一番最初に衝撃を受けた日本のアーティストは?
やっぱりB'zかな。それから安室ちゃん(安室奈美恵)、ともちゃん(華原朋美)のデビュー、90年代中盤のJ-POPは黄金時代だよね。小室さん(小室哲哉)は天才だよ(笑)すごく尊敬してるよ。
どんなときに音楽への情熱を感じますか?
やっぱりライブだね。どんなライブでも内容をよく考えて、体に染み込ませて、自分の表現と解釈で演奏するからけっこうエネルギーを使うんだ。自分の作った曲じゃなくても自分のものと同じように解釈するからライブは一番情熱的で気持ちいいよ。
ライブはいつも最高!
今までで一番素晴らしかったライブは?
いや~全部うまくいくよ(笑)うまくいかないライブってあまりないね。
ほとんどのライブで「今夜は最高だった!」とか「素晴らしかった!」って思うよ。
この間、北京のライブで政治家の偉い人達が来てくれて、緊張感含めてすごく盛り上がったよ!ライブをするごとにどんどんよくなってると思うよ。
「うまい」ということよりもショーやパフォーマンスのことを考えて演奏しているんですか?
うまいことが別にいいことだとは思わない。いいことは人を喜ばせること。
続けていれば腕は当然上達するからね。ずーっと他人のものを欲しがっていても楽しくないと思う。今だって僕は自分をうまいと思わないし…実は人に「うまい」と言われても僕はあまり嬉しくないんだ。
それよりも「曲が好き」とか「あの番組の演奏が最高だった」とか「涙が出た」とか「鳥肌が立った」とか、そう言われた方が全然嬉しい。だいたい僕くらい長く弾いている人がうまくなかったら「どうしよう!?」って感じだよね(笑)
うまいって言葉は意味が曖昧だし、「どうやってうまくなるか」という質問より「どうやって表現力を付けるか」「どうやったらもっと幅広い人達に自分の音楽を聴いてもらえるか」その方が大事な質問だよね。
プロを目指している人達にアドバイスをお願いします。
音楽で食べていきたいという目的では多分失敗すると思う。本当に音楽を愛している気持ちがないとミュージシャンにはなれない。
食べていきたいという目的じゃなくて、本当に好きだからやっている。それでお給料がもらえれば最高だよね。そういう気持ちは全然昔から変わってないんだ。
本当にクリエイティブな人ならいろんなかたちで音楽と関われると思うよ。
ライブだけじゃなくて、学校で教えるとか、メディアを使って宣伝するとか、楽器屋さんでセミナーをするとか、ネットを利用したり、幅広く関われる。

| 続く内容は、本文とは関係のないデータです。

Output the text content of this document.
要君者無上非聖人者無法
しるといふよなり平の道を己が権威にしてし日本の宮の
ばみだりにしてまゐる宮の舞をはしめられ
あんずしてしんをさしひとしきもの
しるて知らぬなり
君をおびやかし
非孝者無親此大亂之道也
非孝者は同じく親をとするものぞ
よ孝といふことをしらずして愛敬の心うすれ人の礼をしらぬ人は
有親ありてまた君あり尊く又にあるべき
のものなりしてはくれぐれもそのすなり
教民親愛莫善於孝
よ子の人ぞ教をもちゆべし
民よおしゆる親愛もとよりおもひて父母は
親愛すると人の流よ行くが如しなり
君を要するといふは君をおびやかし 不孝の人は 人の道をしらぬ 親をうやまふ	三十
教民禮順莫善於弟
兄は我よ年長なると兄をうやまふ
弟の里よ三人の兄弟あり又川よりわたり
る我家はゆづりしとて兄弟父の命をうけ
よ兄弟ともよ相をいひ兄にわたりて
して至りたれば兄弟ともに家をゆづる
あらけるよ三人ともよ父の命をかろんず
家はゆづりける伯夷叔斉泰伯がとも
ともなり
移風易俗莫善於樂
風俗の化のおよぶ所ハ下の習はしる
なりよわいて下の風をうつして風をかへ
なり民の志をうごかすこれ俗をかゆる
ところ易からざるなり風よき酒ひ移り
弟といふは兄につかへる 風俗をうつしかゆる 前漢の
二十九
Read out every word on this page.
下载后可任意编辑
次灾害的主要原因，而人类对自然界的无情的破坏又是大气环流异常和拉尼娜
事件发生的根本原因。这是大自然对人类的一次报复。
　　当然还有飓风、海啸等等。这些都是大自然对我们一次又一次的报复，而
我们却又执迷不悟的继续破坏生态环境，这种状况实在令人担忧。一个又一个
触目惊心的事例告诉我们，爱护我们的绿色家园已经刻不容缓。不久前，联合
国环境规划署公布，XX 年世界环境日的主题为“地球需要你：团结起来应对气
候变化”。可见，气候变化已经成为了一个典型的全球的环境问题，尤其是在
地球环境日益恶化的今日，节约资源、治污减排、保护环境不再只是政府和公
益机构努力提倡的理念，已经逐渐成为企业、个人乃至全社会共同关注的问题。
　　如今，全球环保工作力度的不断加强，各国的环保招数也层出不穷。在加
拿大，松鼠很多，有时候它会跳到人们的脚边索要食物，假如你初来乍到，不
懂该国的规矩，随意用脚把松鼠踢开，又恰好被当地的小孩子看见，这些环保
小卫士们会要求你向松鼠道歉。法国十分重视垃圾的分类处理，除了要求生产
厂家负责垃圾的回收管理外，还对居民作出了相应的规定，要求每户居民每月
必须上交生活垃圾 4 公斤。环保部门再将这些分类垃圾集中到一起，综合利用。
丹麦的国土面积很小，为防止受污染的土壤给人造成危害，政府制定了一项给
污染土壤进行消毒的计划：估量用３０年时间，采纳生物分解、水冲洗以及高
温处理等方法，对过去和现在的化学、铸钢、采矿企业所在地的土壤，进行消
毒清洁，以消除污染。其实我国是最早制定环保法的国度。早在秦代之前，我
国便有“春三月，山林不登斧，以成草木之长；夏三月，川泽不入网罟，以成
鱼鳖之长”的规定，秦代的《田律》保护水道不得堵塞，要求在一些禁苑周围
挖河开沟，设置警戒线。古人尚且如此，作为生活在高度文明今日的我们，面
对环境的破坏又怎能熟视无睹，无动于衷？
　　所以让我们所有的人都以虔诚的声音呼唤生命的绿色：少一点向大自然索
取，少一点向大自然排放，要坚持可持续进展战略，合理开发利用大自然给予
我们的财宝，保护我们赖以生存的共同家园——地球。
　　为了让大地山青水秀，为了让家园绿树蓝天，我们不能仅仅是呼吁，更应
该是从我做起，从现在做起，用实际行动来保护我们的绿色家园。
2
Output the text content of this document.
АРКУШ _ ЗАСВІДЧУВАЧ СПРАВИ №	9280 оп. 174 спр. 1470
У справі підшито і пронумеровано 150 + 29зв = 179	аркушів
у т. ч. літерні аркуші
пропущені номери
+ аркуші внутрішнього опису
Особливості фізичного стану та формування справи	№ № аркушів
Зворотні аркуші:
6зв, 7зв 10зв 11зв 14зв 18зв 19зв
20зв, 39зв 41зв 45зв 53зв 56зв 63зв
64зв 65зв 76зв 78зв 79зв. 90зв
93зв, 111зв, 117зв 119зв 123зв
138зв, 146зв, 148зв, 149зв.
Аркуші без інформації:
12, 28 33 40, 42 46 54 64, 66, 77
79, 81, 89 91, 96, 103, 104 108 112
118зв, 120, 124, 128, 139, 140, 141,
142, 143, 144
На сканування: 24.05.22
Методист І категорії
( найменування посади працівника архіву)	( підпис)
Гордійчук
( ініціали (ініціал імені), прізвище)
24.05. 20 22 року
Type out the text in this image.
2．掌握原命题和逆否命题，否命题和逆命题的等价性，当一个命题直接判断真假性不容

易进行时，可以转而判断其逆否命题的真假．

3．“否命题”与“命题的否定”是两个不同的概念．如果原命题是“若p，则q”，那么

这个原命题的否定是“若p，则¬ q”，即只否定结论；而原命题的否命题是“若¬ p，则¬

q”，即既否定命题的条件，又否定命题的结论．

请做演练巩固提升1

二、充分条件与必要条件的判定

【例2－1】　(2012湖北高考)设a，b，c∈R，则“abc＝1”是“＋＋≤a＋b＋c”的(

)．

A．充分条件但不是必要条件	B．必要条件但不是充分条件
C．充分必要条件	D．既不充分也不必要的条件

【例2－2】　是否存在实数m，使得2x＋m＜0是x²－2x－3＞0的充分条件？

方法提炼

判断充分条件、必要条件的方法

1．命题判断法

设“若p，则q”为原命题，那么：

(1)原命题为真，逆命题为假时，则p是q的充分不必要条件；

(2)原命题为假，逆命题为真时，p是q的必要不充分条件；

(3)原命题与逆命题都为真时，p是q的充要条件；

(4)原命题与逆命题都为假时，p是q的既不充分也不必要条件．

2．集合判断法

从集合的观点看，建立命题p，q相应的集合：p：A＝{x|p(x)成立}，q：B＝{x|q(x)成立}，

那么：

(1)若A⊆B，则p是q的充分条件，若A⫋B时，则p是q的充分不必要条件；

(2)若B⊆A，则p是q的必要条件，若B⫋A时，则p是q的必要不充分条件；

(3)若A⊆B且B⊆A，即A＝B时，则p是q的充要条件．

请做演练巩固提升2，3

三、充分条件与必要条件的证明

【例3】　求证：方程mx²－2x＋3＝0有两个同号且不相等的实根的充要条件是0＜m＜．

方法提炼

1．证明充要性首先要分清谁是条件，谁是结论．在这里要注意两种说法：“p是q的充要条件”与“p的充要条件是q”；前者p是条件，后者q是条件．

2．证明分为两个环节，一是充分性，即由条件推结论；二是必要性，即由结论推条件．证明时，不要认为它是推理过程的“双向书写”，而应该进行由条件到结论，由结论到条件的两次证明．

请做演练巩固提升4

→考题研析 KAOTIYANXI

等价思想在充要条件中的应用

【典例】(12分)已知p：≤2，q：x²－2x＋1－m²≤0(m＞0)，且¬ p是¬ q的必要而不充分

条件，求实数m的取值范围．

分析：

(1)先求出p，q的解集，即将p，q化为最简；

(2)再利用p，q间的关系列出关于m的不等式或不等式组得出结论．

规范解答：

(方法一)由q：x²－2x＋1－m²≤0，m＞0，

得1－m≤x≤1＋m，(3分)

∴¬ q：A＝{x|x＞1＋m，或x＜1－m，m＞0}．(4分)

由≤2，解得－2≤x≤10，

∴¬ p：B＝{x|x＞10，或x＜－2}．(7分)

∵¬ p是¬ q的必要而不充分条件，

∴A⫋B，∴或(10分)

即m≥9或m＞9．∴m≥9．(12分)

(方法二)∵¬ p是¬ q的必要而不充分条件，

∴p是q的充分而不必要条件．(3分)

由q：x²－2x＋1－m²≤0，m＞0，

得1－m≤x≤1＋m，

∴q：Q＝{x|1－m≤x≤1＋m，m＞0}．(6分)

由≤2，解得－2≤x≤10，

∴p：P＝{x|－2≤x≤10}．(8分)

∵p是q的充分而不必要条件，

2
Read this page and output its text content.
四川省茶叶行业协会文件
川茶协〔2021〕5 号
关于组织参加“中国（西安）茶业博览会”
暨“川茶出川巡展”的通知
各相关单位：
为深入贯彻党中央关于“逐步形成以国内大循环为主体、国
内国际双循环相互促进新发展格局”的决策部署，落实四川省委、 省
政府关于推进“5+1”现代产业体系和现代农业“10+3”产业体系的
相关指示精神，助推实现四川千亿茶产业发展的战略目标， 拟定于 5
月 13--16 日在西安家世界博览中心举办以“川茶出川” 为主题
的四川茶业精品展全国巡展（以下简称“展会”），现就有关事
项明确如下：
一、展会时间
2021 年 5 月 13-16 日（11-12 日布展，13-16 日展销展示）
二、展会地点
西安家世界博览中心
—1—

結婚式場やホテルで演奏するとか、着うたを作る仕事はすごく耳が鋭くなるしね。
間接的でも音楽に関われる仕事をやりながら、自分の目指す音楽の夢を追いかけたらいいと思うよ。表現という部分で語学と音楽は似ている

セミナーではこんな質問がありました。
語学の面でこれまでにいろいろな困難にあったと思いますがそれにどう対処してきたんですか?
日本語は毎日困難だよ(笑)まぁでもそこまで困ってはいないんだ。今は日本語を話す上で一番理想的な環境。無意識に吸収されるからね。だから日本にいて英語を勉強するのは非常に難しいと思うよ。英語しか通じない環境に身を置かないと上達はすごいスロー。
どんな国の言葉を勉強するにもその国語しか通じない環境に入るのが一番ベスト。
音楽も同じで、一人で練習するより、人前で演奏する方が100倍効果的だよ。
国語と音楽は意外と共通点多い。やればやるほど表現力が身に付く所とかすごく似てるよね。
あと大事なのは、国語の文法ってあんまり意味ないじゃん?単語さえ面白ければ変な文法でも許してもらえる。逆に単語が面白くなければいくら文法が完璧でも「つまんない奴」って思われてしまう。
音楽もそう!いくら理論がわかっていても内容がつまらなければ誰も聴きたくない。理論が正しくなくても内容が面白ければすごく皆楽しんで聴いてくれる。
それから「うまい」ということを皆忘れて欲しい。「うまい」と「うまくない」の基準は存在しないと思う。例えば、もし僕がジェフ・ベック風のプレイをしようとしたらきっとかなりダメだよ。でも、ジェフ・ベックが僕のプレイをしようとしても絶対ダメだと思う。だから君のプレイも、誰も君よりうまく出来ない。いくらジェフ・ベックになりたい、エリック・クラプトンになりたいと思ってもなれるわけない。それはいったん外に置いて、じゃあ「自分らしいプレイっていったい何だろう?」それをもっと発展させていこう。